In all, some 30 million jobs in the United States that pay an average of $55,000 per year don’t require bachelor’s degrees, according to the Georgetown Center on Education and the Workforce.

Yet the march to bachelor’s degrees continues. And while people who get them are more likely to be employed and make more money than those who don’t, that premium appears to be softening; their inflation-adjusted median earnings were lower in 2018, the most recent year for which the figure is available, than in 2010.

“There’s that perception of the bachelor’s degree being the American dream, the best bang for your buck,” said Kate Blosveren Kreamer, deputy executive director of Advance CTE, an association of state officials who work in career and technical education. “The challenge is that in many cases it’s become the fallback. People are going to college without a plan, without a career in mind, because the mindset in high school is just, ‘Go to college.’ “

It’s not that finding a job in the trades, or even manufacturing, means needing no education after high school. Most regulators and employers require certificates, certifications or associate degrees. But those cost less and take less time than earning a bachelor’s degree.

Tuition and fees for in-state students to attend a community or technical college in Washington State, for example, came to less than half the cost last year of a four-year public university, and less than a fifth of the price of attending the cheapest private four-year college.

Washington is not the only state nudging students into education for the trades. At least 39 states have taken steps to encourage career and technical education, and many have increased funding for it, a 2017 Brookings Institution review found.

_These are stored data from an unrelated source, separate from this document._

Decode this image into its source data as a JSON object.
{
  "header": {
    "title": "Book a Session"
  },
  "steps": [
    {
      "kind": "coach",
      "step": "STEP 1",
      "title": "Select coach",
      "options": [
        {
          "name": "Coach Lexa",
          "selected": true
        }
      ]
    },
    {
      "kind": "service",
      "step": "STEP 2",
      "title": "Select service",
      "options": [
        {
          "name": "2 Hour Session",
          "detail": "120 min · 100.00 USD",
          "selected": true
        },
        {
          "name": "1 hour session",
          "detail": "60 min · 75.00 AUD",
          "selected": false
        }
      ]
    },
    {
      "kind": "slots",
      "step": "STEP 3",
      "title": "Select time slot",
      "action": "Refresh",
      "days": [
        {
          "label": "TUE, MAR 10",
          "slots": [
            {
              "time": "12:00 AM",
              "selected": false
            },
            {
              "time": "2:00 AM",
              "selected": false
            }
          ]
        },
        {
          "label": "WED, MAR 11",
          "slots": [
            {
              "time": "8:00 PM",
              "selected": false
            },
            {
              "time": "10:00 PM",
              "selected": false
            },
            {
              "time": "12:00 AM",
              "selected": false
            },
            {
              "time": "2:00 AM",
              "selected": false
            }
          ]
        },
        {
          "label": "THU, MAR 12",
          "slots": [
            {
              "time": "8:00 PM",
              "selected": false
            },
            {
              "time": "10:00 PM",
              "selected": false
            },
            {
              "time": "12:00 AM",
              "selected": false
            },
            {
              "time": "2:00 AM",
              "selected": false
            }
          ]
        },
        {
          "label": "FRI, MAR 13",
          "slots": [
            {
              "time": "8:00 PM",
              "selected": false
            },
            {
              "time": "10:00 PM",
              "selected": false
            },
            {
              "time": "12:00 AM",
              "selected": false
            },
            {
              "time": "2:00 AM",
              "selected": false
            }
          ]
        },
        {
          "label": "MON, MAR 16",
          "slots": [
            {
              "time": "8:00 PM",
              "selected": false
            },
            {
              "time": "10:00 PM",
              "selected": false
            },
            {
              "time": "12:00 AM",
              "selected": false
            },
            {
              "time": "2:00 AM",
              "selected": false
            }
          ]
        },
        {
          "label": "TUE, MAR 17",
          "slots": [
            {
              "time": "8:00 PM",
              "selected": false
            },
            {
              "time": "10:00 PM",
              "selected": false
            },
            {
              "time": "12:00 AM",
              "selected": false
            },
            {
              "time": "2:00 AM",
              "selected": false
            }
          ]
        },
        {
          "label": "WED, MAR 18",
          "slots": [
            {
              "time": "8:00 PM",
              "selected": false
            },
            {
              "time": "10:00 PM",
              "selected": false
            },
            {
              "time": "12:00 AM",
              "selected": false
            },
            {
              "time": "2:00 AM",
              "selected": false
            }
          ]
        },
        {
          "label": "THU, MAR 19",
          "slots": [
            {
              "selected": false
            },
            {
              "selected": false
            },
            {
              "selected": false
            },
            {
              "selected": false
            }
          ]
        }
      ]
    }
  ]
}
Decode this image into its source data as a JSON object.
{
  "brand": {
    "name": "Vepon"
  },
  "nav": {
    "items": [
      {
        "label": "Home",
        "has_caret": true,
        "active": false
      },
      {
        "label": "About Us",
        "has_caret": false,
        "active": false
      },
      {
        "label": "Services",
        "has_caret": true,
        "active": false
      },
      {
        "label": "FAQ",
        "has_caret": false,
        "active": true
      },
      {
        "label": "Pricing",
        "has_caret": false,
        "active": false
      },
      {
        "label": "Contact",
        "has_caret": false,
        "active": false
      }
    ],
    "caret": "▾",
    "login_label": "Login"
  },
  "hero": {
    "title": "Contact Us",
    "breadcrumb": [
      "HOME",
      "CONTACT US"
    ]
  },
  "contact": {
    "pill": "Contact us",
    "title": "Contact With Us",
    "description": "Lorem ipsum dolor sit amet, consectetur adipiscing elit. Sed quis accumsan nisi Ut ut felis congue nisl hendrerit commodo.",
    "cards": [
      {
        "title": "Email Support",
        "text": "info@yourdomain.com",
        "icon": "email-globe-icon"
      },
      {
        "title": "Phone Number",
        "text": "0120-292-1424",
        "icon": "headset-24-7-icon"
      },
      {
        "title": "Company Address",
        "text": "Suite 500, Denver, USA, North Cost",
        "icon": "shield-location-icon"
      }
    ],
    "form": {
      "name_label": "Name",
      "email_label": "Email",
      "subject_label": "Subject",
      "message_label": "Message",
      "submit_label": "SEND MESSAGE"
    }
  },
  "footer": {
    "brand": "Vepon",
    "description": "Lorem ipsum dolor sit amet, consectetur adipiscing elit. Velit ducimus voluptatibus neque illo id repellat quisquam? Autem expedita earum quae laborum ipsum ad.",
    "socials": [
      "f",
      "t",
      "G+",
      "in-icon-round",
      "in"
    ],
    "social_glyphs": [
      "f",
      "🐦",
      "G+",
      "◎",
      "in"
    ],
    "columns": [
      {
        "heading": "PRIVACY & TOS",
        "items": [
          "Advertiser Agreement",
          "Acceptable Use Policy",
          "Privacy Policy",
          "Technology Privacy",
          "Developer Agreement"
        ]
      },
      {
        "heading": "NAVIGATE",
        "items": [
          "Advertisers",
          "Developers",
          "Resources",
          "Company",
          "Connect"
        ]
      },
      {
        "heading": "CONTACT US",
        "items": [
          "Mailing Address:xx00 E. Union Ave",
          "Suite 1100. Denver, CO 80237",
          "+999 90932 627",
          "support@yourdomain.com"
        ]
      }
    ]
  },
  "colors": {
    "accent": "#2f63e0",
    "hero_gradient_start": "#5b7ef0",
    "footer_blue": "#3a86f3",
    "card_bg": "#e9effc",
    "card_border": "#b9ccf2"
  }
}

At the federal level, legislation introduced in Congress in January would make some short-term workforce programs eligible for federal Pell Grants. “For too long, the college-for-all mentality drove Americans toward expensive and often ineffective education pathways,” its sponsors said. “As our country stares down a historic worker shortage, fewer Americans are getting the skills they need to be successful.”

The branding issue

Money isn’t the only issue, advocates for career and technical education say. An even bigger challenge is convincing parents that it leads to good jobs.

“They remember ‘voc-ed’ from when they were in high school, which is not necessarily what they aspire to for their own kids,” Kreamer said. Added Kairie Pierce, apprenticeship and college director for the Washington State Labor Council of the AFL-CIO: “It sort of has this connotation of being a dirty job. ‘It’s hard work — I want something better for my son or daughter.’ “

The Lake Washington Institute of Technology, about 20 miles from Seattle, changed its name from Lake Washington Technical College, said Goings, its president, to avoid being stereotyped as a vocational school.

These perceptions fuel the worry that, if students are urged as early as the seventh grade to consider the trades, then low-income, first-generation students, and students of color will be channeled into blue-collar jobs while wealthier and white classmates are pushed by their parents to get bachelor’s degrees.

“When CTE was vocational education, part of the reason we had a real disinvestment from the system was because we were tracking low-income and minority kids into these pathways,” Kreamer said. “There is this tension between, do you want to focus on the people who would get the most benefit from these programs, and — is that tracking?”

In a quest for prestige and rankings, and to bolster real-estate values, high schools also like to emphasize the number of their graduates who go on to four-year colleges and universities.

Jessica Bruce enrolled in community college after high school for one main reason: because she was recruited to play fast-pitch softball. “I was still trying to figure out what I wanted to do with my life,” she said.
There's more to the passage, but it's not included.